Marshania noted that pre-symptomatic patients may spread the infection before having symptoms. As for asymptomatic patients, it is impossible to claim something for sure and there are a lot of question marks. Transmission from asymptomatic carriers to others is not completely studied and such cases are very rare. The World Health Organization claims the same. It notes that asymptomatically infected individuals are much less likely to transmit the virus than those who develop symptoms. However, it is impossible to claim whether such people can infect others due to lack of statistical data and it requires comprehensive studies. It is also difficult to clarify a share of asymptomatic patients, as this figure varies by countries. Archil Marshania said that asymptomatic COVID-19 cases on the Diamond Princess cruise ship constituted 18%. A share of asymptomatic patients in one of Italian villages was 50%. According to the World Health Organization, data to date suggest that 80% of infections are mild or asymptomatic. It, however, does not differentiate between mild and asymptomatic cases. According to the study released by the European Centre for Disease Prevention and Control, the proportion of positive cases that remained asymptomatic was estimated at 16%.

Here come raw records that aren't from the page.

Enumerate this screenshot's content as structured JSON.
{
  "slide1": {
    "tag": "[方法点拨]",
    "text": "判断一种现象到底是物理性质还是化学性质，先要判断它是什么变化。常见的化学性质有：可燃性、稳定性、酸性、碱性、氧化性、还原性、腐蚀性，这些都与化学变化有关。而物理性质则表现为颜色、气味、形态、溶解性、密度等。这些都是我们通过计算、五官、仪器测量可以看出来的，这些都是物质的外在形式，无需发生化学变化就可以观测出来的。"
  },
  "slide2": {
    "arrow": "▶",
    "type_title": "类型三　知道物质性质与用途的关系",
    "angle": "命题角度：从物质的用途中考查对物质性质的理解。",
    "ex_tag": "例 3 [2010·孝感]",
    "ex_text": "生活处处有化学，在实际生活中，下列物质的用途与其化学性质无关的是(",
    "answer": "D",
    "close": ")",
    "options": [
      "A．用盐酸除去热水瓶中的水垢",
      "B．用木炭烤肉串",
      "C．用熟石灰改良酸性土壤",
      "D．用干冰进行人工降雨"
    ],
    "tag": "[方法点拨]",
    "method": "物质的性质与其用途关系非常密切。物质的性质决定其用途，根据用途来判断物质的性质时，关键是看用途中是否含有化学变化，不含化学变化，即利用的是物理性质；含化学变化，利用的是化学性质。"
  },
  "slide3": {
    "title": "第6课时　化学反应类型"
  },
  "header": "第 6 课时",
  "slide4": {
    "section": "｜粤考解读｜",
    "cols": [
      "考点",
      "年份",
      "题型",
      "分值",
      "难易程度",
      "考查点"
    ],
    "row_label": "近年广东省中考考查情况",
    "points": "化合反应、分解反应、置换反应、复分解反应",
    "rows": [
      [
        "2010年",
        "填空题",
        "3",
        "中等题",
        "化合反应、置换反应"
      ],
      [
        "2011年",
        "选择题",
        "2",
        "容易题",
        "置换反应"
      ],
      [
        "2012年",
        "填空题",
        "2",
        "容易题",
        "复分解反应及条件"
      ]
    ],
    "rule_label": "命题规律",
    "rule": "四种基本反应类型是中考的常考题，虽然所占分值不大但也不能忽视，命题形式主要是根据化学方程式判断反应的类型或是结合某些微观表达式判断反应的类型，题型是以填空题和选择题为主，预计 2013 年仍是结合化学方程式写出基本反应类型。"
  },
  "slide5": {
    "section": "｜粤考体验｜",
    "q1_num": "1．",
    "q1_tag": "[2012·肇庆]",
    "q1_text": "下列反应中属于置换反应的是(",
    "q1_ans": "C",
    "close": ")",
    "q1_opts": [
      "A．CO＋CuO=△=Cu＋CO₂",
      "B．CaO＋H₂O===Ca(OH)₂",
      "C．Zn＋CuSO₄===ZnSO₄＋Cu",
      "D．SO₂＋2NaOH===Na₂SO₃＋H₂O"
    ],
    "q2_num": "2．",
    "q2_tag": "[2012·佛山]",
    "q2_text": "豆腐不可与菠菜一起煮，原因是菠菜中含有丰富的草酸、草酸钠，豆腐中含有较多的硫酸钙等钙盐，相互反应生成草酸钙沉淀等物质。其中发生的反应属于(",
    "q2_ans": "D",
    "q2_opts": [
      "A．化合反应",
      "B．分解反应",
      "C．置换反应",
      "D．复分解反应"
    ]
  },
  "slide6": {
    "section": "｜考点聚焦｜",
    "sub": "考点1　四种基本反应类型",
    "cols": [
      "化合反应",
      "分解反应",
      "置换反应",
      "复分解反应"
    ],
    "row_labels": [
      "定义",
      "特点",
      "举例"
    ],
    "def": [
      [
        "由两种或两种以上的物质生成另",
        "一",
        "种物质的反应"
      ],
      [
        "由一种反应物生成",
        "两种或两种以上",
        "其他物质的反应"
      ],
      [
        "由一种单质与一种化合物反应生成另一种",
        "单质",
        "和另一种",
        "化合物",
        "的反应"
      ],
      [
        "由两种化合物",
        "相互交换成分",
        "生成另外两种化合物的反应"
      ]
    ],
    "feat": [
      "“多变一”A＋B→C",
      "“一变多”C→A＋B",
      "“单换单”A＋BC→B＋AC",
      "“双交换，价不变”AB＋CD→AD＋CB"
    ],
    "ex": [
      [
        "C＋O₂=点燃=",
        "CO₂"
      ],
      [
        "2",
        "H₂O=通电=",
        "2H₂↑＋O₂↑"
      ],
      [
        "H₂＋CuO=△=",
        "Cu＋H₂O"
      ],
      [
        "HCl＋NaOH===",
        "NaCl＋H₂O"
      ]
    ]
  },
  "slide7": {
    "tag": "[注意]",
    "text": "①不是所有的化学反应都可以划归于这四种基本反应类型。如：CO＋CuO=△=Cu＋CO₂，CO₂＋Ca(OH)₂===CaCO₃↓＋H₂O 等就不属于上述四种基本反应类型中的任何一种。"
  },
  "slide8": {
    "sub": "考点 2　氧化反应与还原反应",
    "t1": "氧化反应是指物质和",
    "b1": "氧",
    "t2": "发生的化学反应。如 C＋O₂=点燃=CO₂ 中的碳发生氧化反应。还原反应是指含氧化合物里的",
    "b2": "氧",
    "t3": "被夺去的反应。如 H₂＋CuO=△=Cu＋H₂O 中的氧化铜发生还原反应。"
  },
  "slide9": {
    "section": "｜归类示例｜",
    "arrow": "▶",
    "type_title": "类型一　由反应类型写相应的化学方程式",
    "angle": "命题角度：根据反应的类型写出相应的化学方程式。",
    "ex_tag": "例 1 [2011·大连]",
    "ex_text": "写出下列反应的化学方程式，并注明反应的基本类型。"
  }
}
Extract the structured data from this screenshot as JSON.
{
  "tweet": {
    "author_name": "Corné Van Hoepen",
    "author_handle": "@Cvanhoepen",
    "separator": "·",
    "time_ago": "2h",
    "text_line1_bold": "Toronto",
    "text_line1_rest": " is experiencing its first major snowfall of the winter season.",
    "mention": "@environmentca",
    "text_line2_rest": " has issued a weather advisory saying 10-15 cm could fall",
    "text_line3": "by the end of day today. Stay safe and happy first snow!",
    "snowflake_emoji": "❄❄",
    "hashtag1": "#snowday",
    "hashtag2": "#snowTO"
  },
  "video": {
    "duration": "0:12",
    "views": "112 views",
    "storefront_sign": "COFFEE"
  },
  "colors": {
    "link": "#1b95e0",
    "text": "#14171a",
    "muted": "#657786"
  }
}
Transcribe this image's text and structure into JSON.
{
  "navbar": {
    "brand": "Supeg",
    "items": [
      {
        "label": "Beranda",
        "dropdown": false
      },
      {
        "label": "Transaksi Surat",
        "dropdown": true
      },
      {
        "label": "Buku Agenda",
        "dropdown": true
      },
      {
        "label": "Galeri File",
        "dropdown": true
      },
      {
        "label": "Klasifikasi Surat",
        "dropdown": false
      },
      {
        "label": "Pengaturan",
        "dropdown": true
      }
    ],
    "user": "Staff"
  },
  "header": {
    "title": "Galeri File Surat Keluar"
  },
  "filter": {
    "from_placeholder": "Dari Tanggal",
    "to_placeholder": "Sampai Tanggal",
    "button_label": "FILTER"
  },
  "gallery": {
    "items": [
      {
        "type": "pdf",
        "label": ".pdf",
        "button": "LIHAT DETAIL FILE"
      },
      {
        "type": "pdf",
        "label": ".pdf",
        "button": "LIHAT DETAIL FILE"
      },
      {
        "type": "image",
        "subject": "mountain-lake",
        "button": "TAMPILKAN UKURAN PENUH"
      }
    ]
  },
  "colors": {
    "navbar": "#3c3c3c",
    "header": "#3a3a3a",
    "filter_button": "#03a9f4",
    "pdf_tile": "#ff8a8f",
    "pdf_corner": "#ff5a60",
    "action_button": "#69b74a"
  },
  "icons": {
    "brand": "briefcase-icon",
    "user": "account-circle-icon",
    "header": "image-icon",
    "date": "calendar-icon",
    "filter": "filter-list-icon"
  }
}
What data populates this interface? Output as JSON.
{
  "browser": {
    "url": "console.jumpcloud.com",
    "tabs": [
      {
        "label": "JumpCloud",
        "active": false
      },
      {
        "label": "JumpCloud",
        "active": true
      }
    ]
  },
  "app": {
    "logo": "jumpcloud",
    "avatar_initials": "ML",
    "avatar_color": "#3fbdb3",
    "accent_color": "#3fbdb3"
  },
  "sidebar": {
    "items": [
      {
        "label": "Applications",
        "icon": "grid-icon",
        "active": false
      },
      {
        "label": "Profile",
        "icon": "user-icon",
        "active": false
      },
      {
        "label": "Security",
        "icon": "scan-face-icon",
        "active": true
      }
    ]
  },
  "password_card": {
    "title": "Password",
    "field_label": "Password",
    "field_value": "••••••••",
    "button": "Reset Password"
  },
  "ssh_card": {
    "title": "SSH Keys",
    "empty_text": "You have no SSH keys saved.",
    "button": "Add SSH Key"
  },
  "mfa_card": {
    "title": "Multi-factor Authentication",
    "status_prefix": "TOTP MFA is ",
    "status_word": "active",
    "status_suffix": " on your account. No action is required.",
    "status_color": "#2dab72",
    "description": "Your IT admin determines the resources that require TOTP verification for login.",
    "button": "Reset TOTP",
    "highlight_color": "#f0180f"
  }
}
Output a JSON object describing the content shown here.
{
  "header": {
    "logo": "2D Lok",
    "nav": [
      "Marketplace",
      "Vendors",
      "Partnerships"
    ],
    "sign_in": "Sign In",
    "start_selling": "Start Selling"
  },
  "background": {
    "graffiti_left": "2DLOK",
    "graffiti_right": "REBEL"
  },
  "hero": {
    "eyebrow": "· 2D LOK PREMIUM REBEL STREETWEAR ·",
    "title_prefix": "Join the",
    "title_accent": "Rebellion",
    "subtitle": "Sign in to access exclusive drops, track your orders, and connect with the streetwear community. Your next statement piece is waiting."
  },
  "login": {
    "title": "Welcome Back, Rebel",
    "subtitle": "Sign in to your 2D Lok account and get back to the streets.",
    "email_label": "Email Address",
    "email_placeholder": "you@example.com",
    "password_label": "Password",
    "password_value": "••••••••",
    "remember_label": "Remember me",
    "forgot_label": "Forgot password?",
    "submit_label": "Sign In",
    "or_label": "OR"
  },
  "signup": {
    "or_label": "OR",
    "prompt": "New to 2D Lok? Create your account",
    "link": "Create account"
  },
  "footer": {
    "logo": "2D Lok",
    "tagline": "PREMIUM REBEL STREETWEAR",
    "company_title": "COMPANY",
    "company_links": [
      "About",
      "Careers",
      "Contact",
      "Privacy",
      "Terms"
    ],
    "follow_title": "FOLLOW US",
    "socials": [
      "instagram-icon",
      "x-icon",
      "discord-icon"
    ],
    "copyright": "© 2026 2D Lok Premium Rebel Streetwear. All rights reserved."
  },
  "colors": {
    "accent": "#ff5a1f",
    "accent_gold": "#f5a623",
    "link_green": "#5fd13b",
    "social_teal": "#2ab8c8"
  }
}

- Rapid growth of COVID-19 positive cases in Georgia in September and its provoking factors
Number of COVID-19 positive cases has rapidly increased in Georgia in September. This factor has promoted the emergence of conspiratorial allegations that certain forces are interested in manipulating with statistics and that the statistical data do not reflect the reality.
Commenting on the recent growth of coronavirus instances, Archil Marshania said that it has no specific reason and that it is multifactorial, adding that increase in the number of infected patients had been anticipated. Speaking about the factors of virus spread, he noted that it is driven by the rapid virus transmission typical for the coronavirus, as well as easing and lifting regulations and neglecting preventive measures by the population (such as refusal to wear face masks, not washing hands frequently, not keeping distance or not avoiding large gatherings) that eventually creates good conditions for the spread of viruses and results in increased number of new cases that is quite logical.